Step 4: Handle API keys and credentials properly

  • Never hardcode API keys in source code
  • Use environment variables or a secrets manager
  • Never commit .env files to a repository (add to .gitignore)
  • If your prototype needs access to internal systems, use service accounts with minimum necessary permissions — not your personal credentials
  • Rotate any API keys used during prototyping before graduation

Common Scenarios

"I want to build a tool that classifies our support tickets"

You need ticket data to train/test your classifier. Do not dump your real ticket database into an AI tool.

Do this instead:

  1. Get 50-100 tickets from your support team lead (with their approval)
  2. Anonymize them: replace customer names, emails, order numbers with fake ones
  3. Keep the text content and categories (that is what matters for classification)
  4. Use this anonymized set for development and testing
  5. Document that you used anonymized data and who approved it

"I want to build a RAG system over our internal documents"

You need internal documents to build the knowledge base. These documents may contain confidential information.

Do this instead:

  1. Start with documents that are already broadly shared internally (company wiki, public-facing docs, general process guides)
  2. Avoid documents with financial data, personnel information, or strategic plans
  3. If you need higher-classification documents, get approval and use only tools authorized for that level
  4. In your submission, clearly state what document types were indexed and their classification level

"I need to demo with real data to show it works"

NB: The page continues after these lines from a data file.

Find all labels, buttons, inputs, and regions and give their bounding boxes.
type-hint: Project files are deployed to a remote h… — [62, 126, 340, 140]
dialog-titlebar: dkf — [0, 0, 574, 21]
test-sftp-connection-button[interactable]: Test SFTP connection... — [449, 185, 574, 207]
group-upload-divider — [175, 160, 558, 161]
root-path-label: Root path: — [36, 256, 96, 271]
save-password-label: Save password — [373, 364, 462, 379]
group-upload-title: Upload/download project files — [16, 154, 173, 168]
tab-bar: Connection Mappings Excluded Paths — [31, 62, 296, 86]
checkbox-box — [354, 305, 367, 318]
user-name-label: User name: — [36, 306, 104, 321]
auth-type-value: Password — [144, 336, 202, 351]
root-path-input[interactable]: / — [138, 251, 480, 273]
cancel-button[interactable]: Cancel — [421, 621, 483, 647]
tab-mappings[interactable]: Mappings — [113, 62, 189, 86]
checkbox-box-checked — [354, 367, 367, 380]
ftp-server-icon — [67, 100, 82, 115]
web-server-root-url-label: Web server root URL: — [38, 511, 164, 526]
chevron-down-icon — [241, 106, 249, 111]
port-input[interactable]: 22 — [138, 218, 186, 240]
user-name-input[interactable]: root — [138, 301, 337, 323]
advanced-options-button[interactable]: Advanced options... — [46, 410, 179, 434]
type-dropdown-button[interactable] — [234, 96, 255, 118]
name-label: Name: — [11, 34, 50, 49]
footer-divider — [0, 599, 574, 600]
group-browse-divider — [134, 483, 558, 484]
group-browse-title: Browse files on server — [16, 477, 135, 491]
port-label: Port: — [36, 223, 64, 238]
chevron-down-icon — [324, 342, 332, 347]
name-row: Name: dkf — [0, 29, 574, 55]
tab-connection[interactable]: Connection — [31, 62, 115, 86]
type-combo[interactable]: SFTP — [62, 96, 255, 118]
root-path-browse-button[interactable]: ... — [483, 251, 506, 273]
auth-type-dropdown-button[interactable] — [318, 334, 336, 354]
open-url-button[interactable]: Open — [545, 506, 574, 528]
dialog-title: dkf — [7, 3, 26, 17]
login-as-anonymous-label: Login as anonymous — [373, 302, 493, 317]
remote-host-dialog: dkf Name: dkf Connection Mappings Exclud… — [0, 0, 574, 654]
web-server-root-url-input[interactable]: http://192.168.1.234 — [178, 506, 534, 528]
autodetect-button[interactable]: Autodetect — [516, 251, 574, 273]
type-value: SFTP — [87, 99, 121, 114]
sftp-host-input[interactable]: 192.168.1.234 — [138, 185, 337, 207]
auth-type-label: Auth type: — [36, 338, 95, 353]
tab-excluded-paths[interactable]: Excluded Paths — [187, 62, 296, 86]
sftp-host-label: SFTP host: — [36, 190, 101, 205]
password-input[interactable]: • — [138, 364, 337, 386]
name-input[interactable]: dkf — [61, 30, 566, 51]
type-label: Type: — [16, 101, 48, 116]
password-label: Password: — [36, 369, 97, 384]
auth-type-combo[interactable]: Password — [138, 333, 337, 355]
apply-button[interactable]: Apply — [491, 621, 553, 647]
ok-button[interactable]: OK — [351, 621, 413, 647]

Sometimes stakeholders will not be convinced by synthetic data. That is fair.

Do this instead:

  1. Get approval for a small, controlled sample of real data
  2. Use it only in approved tools
  3. Delete the sample after the demo
  4. Document what you used and that it was deleted
  5. In your submission, note that the demo used approved real data and describe the controls you applied

What To Do If Something Goes Wrong

You accidentally sent sensitive data to an unauthorized tool

  1. Stop using the tool immediately
  2. Report it to your security team or IT within 24 hours (sooner is better)
  3. Document what data was sent, to which tool, and when
  4. This is an incident, but reporting it promptly and honestly is always the right move. Covering it up is worse.

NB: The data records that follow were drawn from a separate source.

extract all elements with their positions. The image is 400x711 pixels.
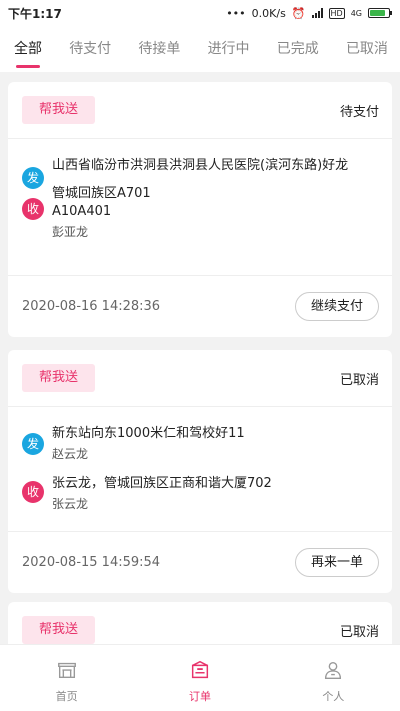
order-card[interactable]: 帮我送 已取消 (8, 602, 392, 644)
receiver-address-block: 收 张云龙，管城回族区正商和谐大厦702 张云龙 (8, 463, 392, 513)
status-time: 下午1:17 (8, 6, 62, 21)
order-card-header: 帮我送 已取消 (8, 350, 392, 407)
order-card-footer: 2020-08-16 14:28:36 继续支付 (8, 275, 392, 337)
shop-icon (57, 662, 76, 679)
order-status: 待支付 (339, 104, 379, 120)
order-time: 2020-08-16 14:28:36 (22, 299, 161, 314)
order-filter-tabs: 全部 待支付 待接单 进行中 已完成 已取消 (0, 26, 400, 72)
receiver-name: 张云龙 (52, 497, 89, 511)
tab-cancelled[interactable]: 已取消 (346, 26, 388, 72)
tab-in-progress[interactable]: 进行中 (208, 26, 250, 72)
service-tag: 帮我送 (22, 616, 96, 644)
tab-completed[interactable]: 已完成 (277, 26, 319, 72)
receiver-address-block: 收 管城回族区A701 A10A401 彭亚龙 (8, 175, 392, 241)
battery-fill (370, 10, 385, 16)
orders-icon (191, 660, 209, 679)
order-list[interactable]: 帮我送 待支付 发 山西省临汾市洪洞县洪洞县人民医院(滨河东路)好龙 收 管城回… (0, 72, 400, 644)
receiver-address: 张云龙，管城回族区正商和谐大厦702 (52, 476, 272, 491)
receiver-icon: 收 (22, 481, 44, 503)
order-card[interactable]: 帮我送 已取消 发 新东站向东1000米仁和驾校好11 赵云龙 收 张云龙，管城… (8, 350, 392, 593)
person-icon (325, 661, 342, 679)
more-dots-icon: ••• (226, 6, 246, 20)
tabbar-home[interactable]: 首页 (0, 645, 133, 711)
tab-pending-accept[interactable]: 待接单 (138, 26, 180, 72)
sender-icon: 发 (22, 433, 44, 455)
receiver-address: 管城回族区A701 A10A401 (52, 186, 151, 219)
tabbar-label: 个人 (322, 690, 345, 703)
order-time: 2020-08-15 14:59:54 (22, 555, 161, 570)
tabbar-orders[interactable]: 订单 (133, 645, 266, 711)
hd-badge: HD (328, 7, 345, 19)
order-status: 已取消 (339, 372, 379, 388)
tabbar-label: 首页 (55, 690, 78, 703)
order-status: 已取消 (339, 624, 379, 640)
sender-address-block: 发 山西省临汾市洪洞县洪洞县人民医院(滨河东路)好龙 (8, 139, 392, 189)
reorder-button[interactable]: 再来一单 (294, 548, 379, 577)
order-card-header: 帮我送 待支付 (8, 82, 392, 139)
continue-payment-button[interactable]: 继续支付 (294, 292, 379, 321)
tabbar-label: 订单 (188, 690, 211, 703)
status-bar: 下午1:17 ••• 0.0K/s ⏰ HD 4G (0, 0, 400, 26)
bottom-tab-bar: 首页 订单 个人 (0, 644, 400, 711)
network-speed: 0.0K/s (251, 6, 286, 20)
tab-all[interactable]: 全部 (14, 26, 42, 72)
service-tag: 帮我送 (22, 96, 96, 124)
status-icons: ••• 0.0K/s ⏰ HD 4G (226, 6, 392, 20)
order-card[interactable]: 帮我送 待支付 发 山西省临汾市洪洞县洪洞县人民医院(滨河东路)好龙 收 管城回… (8, 82, 392, 337)
order-card-header: 帮我送 已取消 (8, 602, 392, 644)
tab-pending-payment[interactable]: 待支付 (69, 26, 111, 72)
tabbar-profile[interactable]: 个人 (267, 645, 400, 711)
sender-address: 山西省临汾市洪洞县洪洞县人民医院(滨河东路)好龙 (52, 158, 349, 173)
order-card-footer: 2020-08-15 14:59:54 再来一单 (8, 531, 392, 593)
alarm-icon: ⏰ (291, 6, 306, 20)
sender-address: 新东站向东1000米仁和驾校好11 (52, 426, 245, 441)
signal-icon (311, 8, 323, 18)
receiver-icon: 收 (22, 198, 44, 220)
battery-icon (368, 8, 392, 18)
receiver-name: 彭亚龙 (52, 225, 89, 239)
network-type: 4G (350, 8, 362, 18)
service-tag: 帮我送 (22, 364, 96, 392)
sender-address-block: 发 新东站向东1000米仁和驾校好11 赵云龙 (8, 407, 392, 463)
sender-name: 赵云龙 (52, 447, 89, 461)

You found sensitive data in a shared repository

  1. Do not share it further
  2. Notify the repository owner immediately
  3. If it contains credentials (API keys, passwords), those credentials need to be rotated now, not later

You are unsure whether data is sensitive

Ask. Contact your security team, your manager, or the data owner. The 5 minutes it takes to ask is worth it compared to the weeks a data incident investigation takes.

Checklist Before Submitting Your Prototype

Before submitting to the prototype review process, verify:

  • No real PII, customer data, or restricted data in your codebase or demo
  • No hardcoded API keys, passwords, or credentials in source code
  • .env files are in .gitignore
  • Data sources are documented: where it came from, classification level, who approved it
  • All tools used are on the approved tools list
  • If you used real data for testing, it is documented and the sample was handled per guidelines
  • Screenshots and demo videos do not expose sensitive data (check those terminal outputs and browser tabs)

Final Note

Security in prototyping is not about preventing innovation. It is about innovating without creating risk. The fastest way to get a promising prototype killed is a security incident during development. Protect your own work by handling data correctly from the start.